- Directed by: Stephen Metcalfe
- Written by: Stephen Metcalfe
- Produced by: Fred Fuchs Steven Haft
- Starring: Sharon Stone Billy Connolly
- Cinematography: Thomas Ackerman
- Music by: John Altman
- Production companies: Stratosphere Entertainment Haft Entertainment Pacific Motion Pictures
- Distributed by: Lions Gate Films (United States) Metrodome Distribution (United Kingdom) Capitol Films (Overseas)
- Release date: June 9, 2000;
- Running time: 98 minutes
- Countries: United States United Kingdom
- Language: English
- Budget: $15 million

= Beautiful Joe (film) =

Beautiful Joe is a 2000 American-British film written and directed by Stephen Metcalfe. It stars Sharon Stone and Billy Connolly, with supporting roles by Ian Holm, Dann Florek, and Gil Bellows.

==Production==
In October 1998, actress Sharon Stone stated that Beautiful Joe would be her next project, saying she had read the script while visiting her father, Joe, in a hospital. Stone said production would take place in San Francisco, where she lived. Filming instead took place in Vancouver, British Columbia, and began in June 1999. Filming in British Columbia was initially scheduled to last from June 28 to August 17. The film's budget was $15 million, and filming took place in British Columbia because of various economic incentives, which saved the production $1.5 million.

Although the film was partially set in Louisville, Kentucky, it would not feature any scenes shot there, with the possible exception of stock footage for outdoor shots. During July 1999, filming took place at Hastings Racecourse, a horse-racing track located at Vancouver's Hastings Park. For the film, the Hastings race track was transformed to portray the Churchill Downs horse track in Louisville. The scene included approximately 800 extras who cheered from the track's grandstand.
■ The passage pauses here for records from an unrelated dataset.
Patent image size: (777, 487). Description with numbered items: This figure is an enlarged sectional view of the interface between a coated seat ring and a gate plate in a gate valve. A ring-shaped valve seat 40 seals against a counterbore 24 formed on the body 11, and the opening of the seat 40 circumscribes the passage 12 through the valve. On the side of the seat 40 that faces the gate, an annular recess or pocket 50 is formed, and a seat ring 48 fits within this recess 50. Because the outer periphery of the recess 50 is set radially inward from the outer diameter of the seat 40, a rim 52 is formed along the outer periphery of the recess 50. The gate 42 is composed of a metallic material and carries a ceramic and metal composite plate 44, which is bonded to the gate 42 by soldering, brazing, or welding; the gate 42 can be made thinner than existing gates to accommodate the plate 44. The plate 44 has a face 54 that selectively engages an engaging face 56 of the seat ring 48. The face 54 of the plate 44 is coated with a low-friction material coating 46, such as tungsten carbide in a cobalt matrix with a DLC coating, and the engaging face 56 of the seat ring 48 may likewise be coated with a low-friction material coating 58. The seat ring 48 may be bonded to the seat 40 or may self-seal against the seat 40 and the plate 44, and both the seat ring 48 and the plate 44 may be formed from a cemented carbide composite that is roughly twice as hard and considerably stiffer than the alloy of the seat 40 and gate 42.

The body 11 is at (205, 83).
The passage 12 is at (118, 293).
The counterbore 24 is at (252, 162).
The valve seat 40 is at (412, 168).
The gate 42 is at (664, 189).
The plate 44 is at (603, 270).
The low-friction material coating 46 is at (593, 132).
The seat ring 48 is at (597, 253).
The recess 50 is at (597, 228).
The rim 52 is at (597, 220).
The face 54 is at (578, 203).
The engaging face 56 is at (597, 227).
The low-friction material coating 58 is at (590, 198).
In August 1999, Stone's husband, Phil Bronstein, had a heart attack and she returned to San Francisco to be with him. Stone's departure caused production to stop for two days, and for the following three days, director Stephen Metcalfe shot scenes that did not involve her character. Stone returned to the film set a week after Bronstein's heart attack and angioplasty. Production was expected to wrap on August 19, 1999, as scheduled, or possibly a day later. Gil Bellows said about the film, "It was one of those experiences that doesn't end the way one intends. I'd rather not talk about it."

The film was produced by Fred Fuchs and Steven Haft, and financed by London-based Capitol Films. During production, Capitol Films entered an agreement with Carl Icahn's Stratosphere Entertainment, which was to distribute the film in the United States.

==Release==
Beautiful Joe was never released in American theaters. In the United States, the film premiered on the Cinemax cable network on November 19, 2000, and was released on VHS and DVD on May 22, 2001.

==Reception==
The A.V. Clubs Nathan Rabin, who was critical of Stone's previous films, wrote that "nothing she's done has been quite as shameless or appalling as Beautiful Joe, a toxic piece of whimsy that ranks among the worst films of 2000." On Rotten Tomatoes, the film has an aggregated score of 60% based on 3 positive and 2 negative reviews.